倉田 あと、つくし先生と会って話したときに、見ている映画や本がけっこう共通していたんです。たとえば、ディスカバリーチャンネルとかナショナルジオグラフィックのドキュメンタリー、映画だったらダニー・ボイル監督の『127時間』、あとは、谷口ジローさんと夢枕獏さんの『神々の山嶺』とか。好き勝手に冒険しているんだけど、その責任は自分たちで背負っている。つくし先生はそのあたりの作品を見た上で、『アビス』の世界のルールとして作中に提示しているんです。だから、毒を受けたら治すのにこれだけの手順が必要だ、ということがちゃんと描かれている。どちらかと言えば、王道ファンタジーというよりは『クレイジージャーニー』のような番組に近い(笑)。
――どうしてそんなところに行くんだろう?という(笑)。
倉田 あとは『植村直己物語』とか。

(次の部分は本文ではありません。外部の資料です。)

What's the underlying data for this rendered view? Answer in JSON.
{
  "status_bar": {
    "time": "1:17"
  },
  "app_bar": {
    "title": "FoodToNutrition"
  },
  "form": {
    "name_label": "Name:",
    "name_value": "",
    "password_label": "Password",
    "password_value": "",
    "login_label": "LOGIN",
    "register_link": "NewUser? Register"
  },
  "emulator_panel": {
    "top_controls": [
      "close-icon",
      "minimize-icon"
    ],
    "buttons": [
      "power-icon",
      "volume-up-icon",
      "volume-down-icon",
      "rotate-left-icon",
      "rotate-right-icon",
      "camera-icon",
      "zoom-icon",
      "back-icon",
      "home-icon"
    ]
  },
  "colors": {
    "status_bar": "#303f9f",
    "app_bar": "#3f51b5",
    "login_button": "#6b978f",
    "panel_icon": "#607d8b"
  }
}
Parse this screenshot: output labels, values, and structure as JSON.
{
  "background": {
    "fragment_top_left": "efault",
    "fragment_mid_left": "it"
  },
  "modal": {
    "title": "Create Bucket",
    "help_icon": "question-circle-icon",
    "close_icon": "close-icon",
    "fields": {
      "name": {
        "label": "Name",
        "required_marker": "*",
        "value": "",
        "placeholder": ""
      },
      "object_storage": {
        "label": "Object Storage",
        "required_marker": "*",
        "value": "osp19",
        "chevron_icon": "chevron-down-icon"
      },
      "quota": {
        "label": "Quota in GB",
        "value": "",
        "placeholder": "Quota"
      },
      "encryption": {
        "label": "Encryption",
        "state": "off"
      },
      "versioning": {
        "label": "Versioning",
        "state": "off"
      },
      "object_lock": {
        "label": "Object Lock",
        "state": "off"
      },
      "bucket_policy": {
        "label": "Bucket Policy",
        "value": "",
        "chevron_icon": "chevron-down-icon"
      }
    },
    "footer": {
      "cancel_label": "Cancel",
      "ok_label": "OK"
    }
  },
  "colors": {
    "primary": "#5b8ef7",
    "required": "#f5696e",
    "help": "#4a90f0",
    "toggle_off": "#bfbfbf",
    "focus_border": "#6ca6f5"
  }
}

なんでわざわざ、あんな寒いところに行くんだろう?と思うんですけど、実際に行っている人がいるということは、何か理由があるんだろう、と。リコはもちろんですけど、そもそもオースの街自体がそういう場所じゃないですか。アビスという迷宮に惹かれて集まってきた人たちが、街まで作ってしまったわけで。少し角度を変えれば、たとえばゴールドラッシュなどに近いのかもな、と思う。金が出ると聞いて人が集まってきて、街ができて、そこで生まれて死んで……というサイクルがそこに詰まっている。そこへさらに、産業革命以前の、子供が労働力として駆り出された時代の空気に近いものもあって、子供たち自身もそれを特別に苦しいものだとは思っていない。……そうやって考えていくと、いわゆる王道の冒険ファンタジーじゃないことはわかるよね、と思うんですけど。

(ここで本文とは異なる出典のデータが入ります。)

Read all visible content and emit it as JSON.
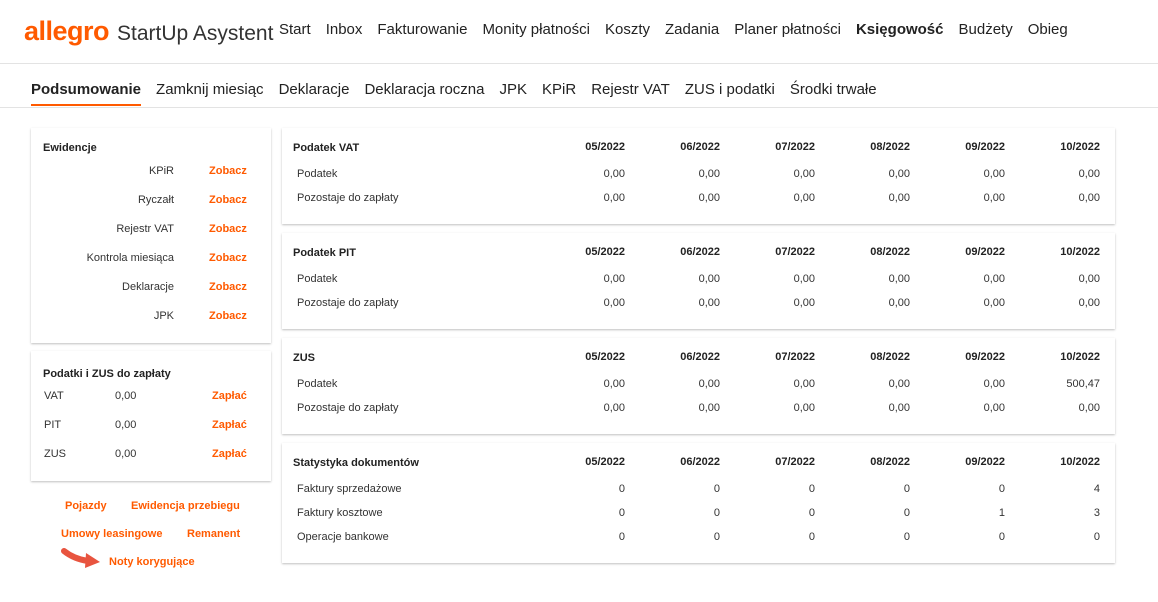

――楽しそうに見えるけど、今の僕たちとは違う倫理感で動いている世界だし、半ば狂気に近い世界だ、と。
倉田 主人公が可愛い女の子だっていうだけで、やっていることはエベレストに登るのと、何も変わらないですからね。あと、リコに関して言えば、劇中で「ちゃんと殺して食べる」ということが描かれている。そこがすごく魅力的だし、普通のヒロインと違うところなんです。この歳で自分のやるべきことがわかっていて、しかもそこに猪突猛進している。リコは冒険のことしか頭にないというのは、冒頭の3話で意識して演出しています。